I am definitely not looking for a political argument in any way, and I also question the wisdom of a Christian institution fervently supporting any political candidate or party, as if a person or a party can save us! Jesus is the only Savior, and our nation needs repentance and revival-but that is another issue. However, I am wondering about this, as I have seen these kind of comments frequently, so I am wondering.
Julie, thanks for your comments. I concur with your sentiments that these statements “seem like an out of place political statement.” I also don’t see the relevance in these statements. Maybe the author or someone from Julieroys.com can explain them. I appreciate Julie Roy’s reporting, however, in previous articles, again unrelated to Trump, she managed to make it clear that she is no fan of Trump. I wish Julie Roys would adhere to the standards of transparency that she applies to those whom she investigates.

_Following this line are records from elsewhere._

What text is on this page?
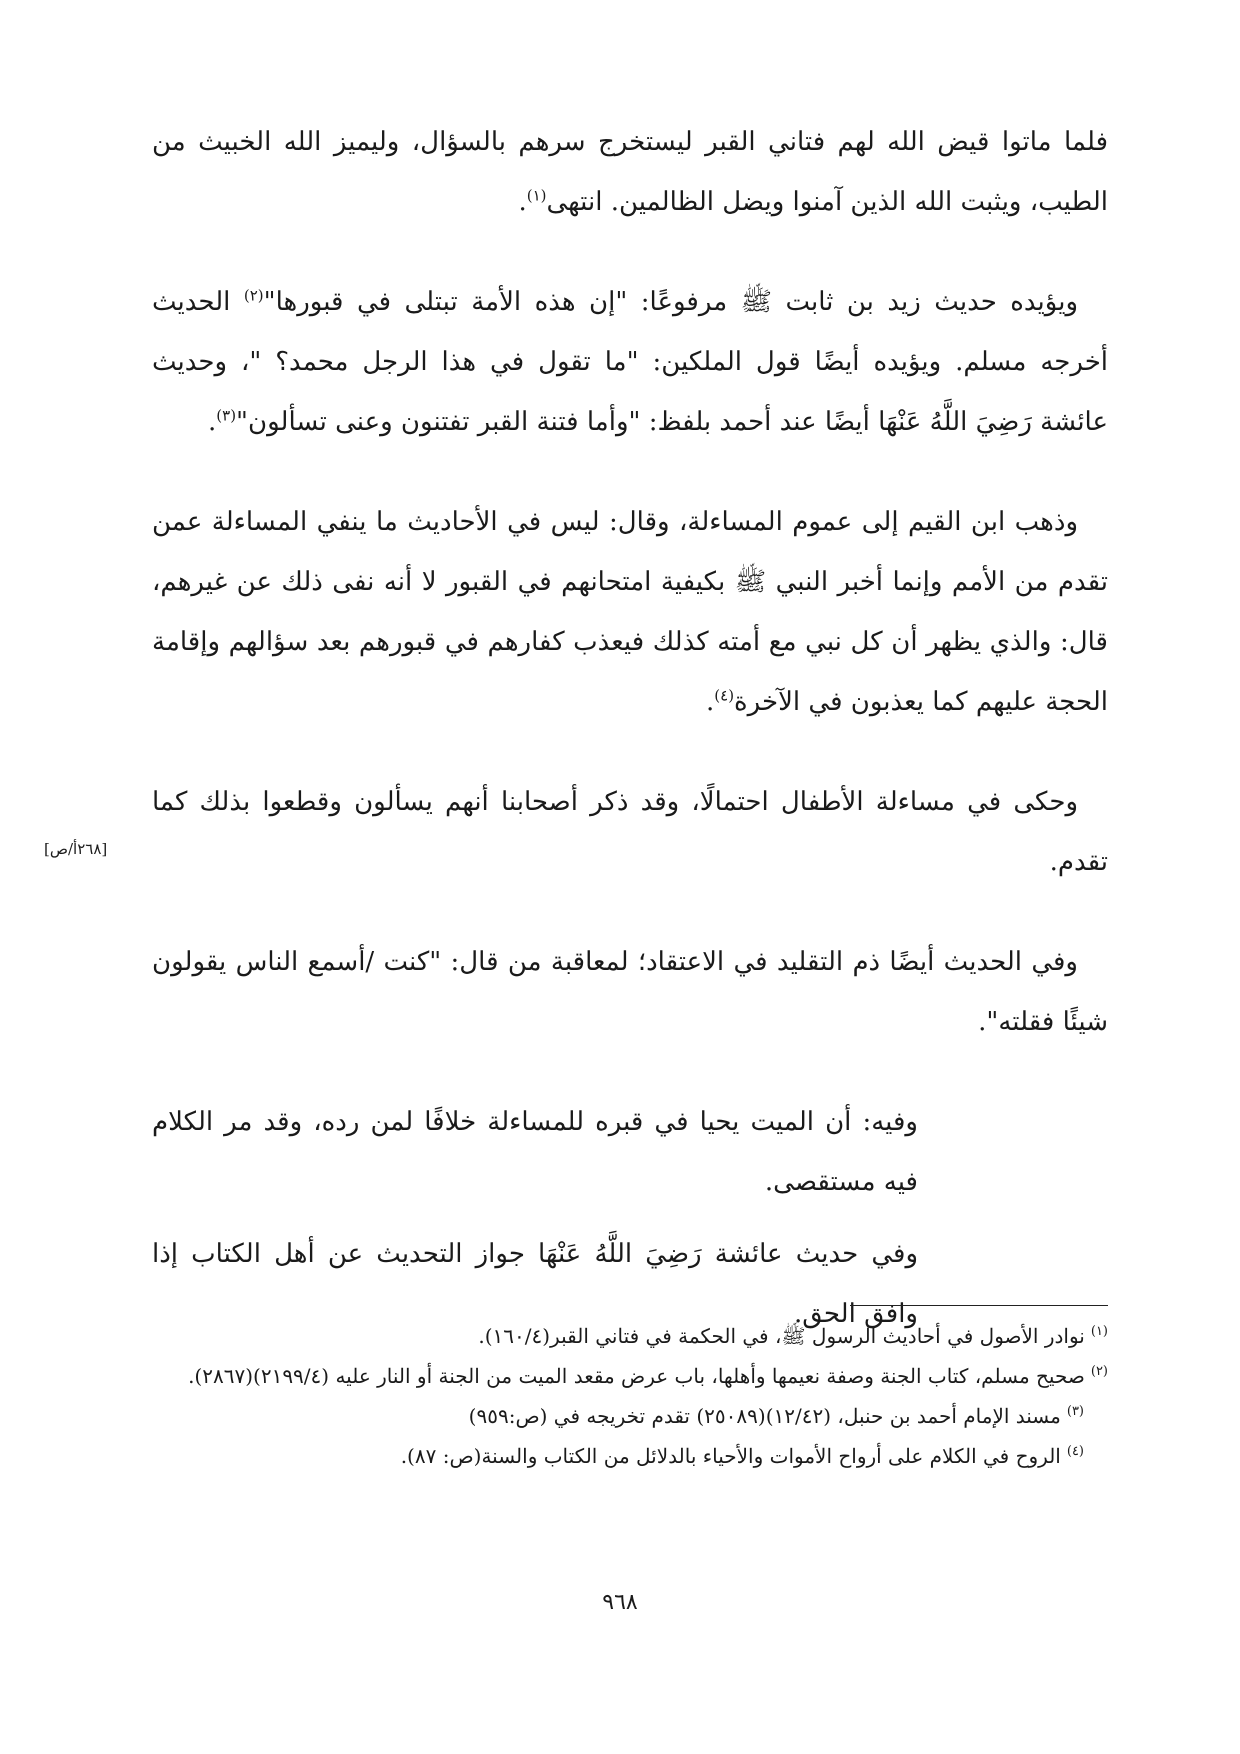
فلما ماتوا قيض الله لهم فتاني القبر ليستخرج سرهم بالسؤال، وليميز الله الخبيث من الطيب، ويثبت الله الذين آمنوا ويضل الظالمين. انتهى$^{(١)}$.

ويؤيده حديث زيد بن ثابت ﷺ مرفوعًا: "إن هذه الأمة تبتلى في قبورها"$^{(٢)}$ الحديث أخرجه مسلم. ويؤيده أيضًا قول الملكين: "ما تقول في هذا الرجل محمد؟ "، وحديث عائشة رَضِيَ اللَّهُ عَنْهَا أيضًا عند أحمد بلفظ: "وأما فتنة القبر تفتنون وعنى تسألون"$^{(٣)}$.

وذهب ابن القيم إلى عموم المساءلة، وقال: ليس في الأحاديث ما ينفي المساءلة عمن تقدم من الأمم وإنما أخبر النبي ﷺ بكيفية امتحانهم في القبور لا أنه نفى ذلك عن غيرهم، قال: والذي يظهر أن كل نبي مع أمته كذلك فيعذب كفارهم في قبورهم بعد سؤالهم وإقامة الحجة عليهم كما يعذبون في الآخرة$^{(٤)}$.

وحكى في مساءلة الأطفال احتمالًا، وقد ذكر أصحابنا أنهم يسألون وقطعوا بذلك كما تقدم.

وفي الحديث أيضًا ذم التقليد في الاعتقاد؛ لمعاقبة من قال: "كنت /أسمع الناس يقولون شيئًا فقلته".

وفيه: أن الميت يحيا في قبره للمساءلة خلافًا لمن رده، وقد مر الكلام فيه مستقصى.

وفي حديث عائشة رَضِيَ اللَّهُ عَنْهَا جواز التحديث عن أهل الكتاب إذا وافق الحق.

[٢٦٨أ/ص]

$^{(١)}$نوادر الأصول في أحاديث الرسول ﷺ، في الحكمة في فتاني القبر(١٦٠/٤).

$^{(٢)}$صحيح مسلم، كتاب الجنة وصفة نعيمها وأهلها، باب عرض مقعد الميت من الجنة أو النار عليه (٢١٩٩/٤)(٢٨٦٧).

$^{(٣)}$مسند الإمام أحمد بن حنبل، (١٢/٤٢)(٢٥٠٨٩) تقدم تخريجه في (ص:٩٥٩)

$^{(٤)}$الروح في الكلام على أرواح الأموات والأحياء بالدلائل من الكتاب والسنة(ص: ٨٧).

٩٦٨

I checked out the reporters who wrote this article. They are Sarah Rankin & Elana Schor who are reporters with the Associated Press. Judging from their many other articles, they are political liberals who are no fans of Trump, This reporter make no mention of Christianity, Jesus, the Bible or the Church except in criticism. It seems Rankin and Schor are not even Christians.
The title of this article is misleading: “Liberty University Names Acting President with Falwell on Leave.”
While I thought the article would focus on information about Jerry Prevo, the acting president of Liberty, there is little about him but lots about Falwell’s apparent bad decision to support Trump.
If I wanted to read secular AP news by right-leaning reporters like Sarah Rankin & Elana Schor, any liberal newspaper, magazine or news show would work. So goes “Christian” reporting I guess.
It is nearly impossible to write or report about Jerry Prevo without talking about politics. I was born in Alaska and raised in the Anchorage evangelical world. I am very familiar with Jerry Prevo; met him a couple times and went to his church for various “event” services, e.g. political-candidate Sundays. He is a friendly man, an extraordinary pastor, a decent preacher, and an extremely talented political operative. Morally, I’ve never known Jerry Prevo to be anything more than “what you see is what you get.” In other words, I doubt you’ll ever find compromising pictures of him.
Jerry Prevo does not shrink from mixing the gospel of Jesus Christ together with the Republican Party’s power, platforms, and priorities. Since his arrival on the scene in Anchorage in the 1970s, Jerry Prevo has been a MAJOR FORCE in Alaska’s religiously based conservative politics, particularly leading on social issues such as opposing fair housing or fair employment initiatives for LGBTQ residents and advocating anti-abortion laws wherever possible in a state whose constitution explicitly guarantees its citizens the right to privacy. He is connected to, and often part of, the leadership of virtually every religiously based conservative political movement since the 1970s when he teamed with Jerry Falwell (Sr.) to create the Moral Majority. National Day of Prayer? Check. Right to Life? Check. David Barton’s Wallbuilders? Check. American evangelicals for Trump? Check.
Jerry Prevo is an Alaskan version of Jerry Falwell Sr. So, Liberty University didn’t reach too far afield in appointing him as its interim head.
I’m with you on most of what you write, but you don’t honestly believe abortion is a matter of privacy, do you?
Hi John –
Can you elaborate on what is meant by “matter of privacy”? As in, is it between a woman and her doctor? Or is it something meant for the public to know about?
This is what Brent wrote as, ostensibly, as means of criticizing Prevo: “advocating anti-abortion laws wherever possible in a state whose constitution explicitly guarantees its citizens the right to privacy.”
Perhaps I am misinterpreting, but he appears to be saying that abortion is a guaranteed constitutional right because of privacy protections it offers.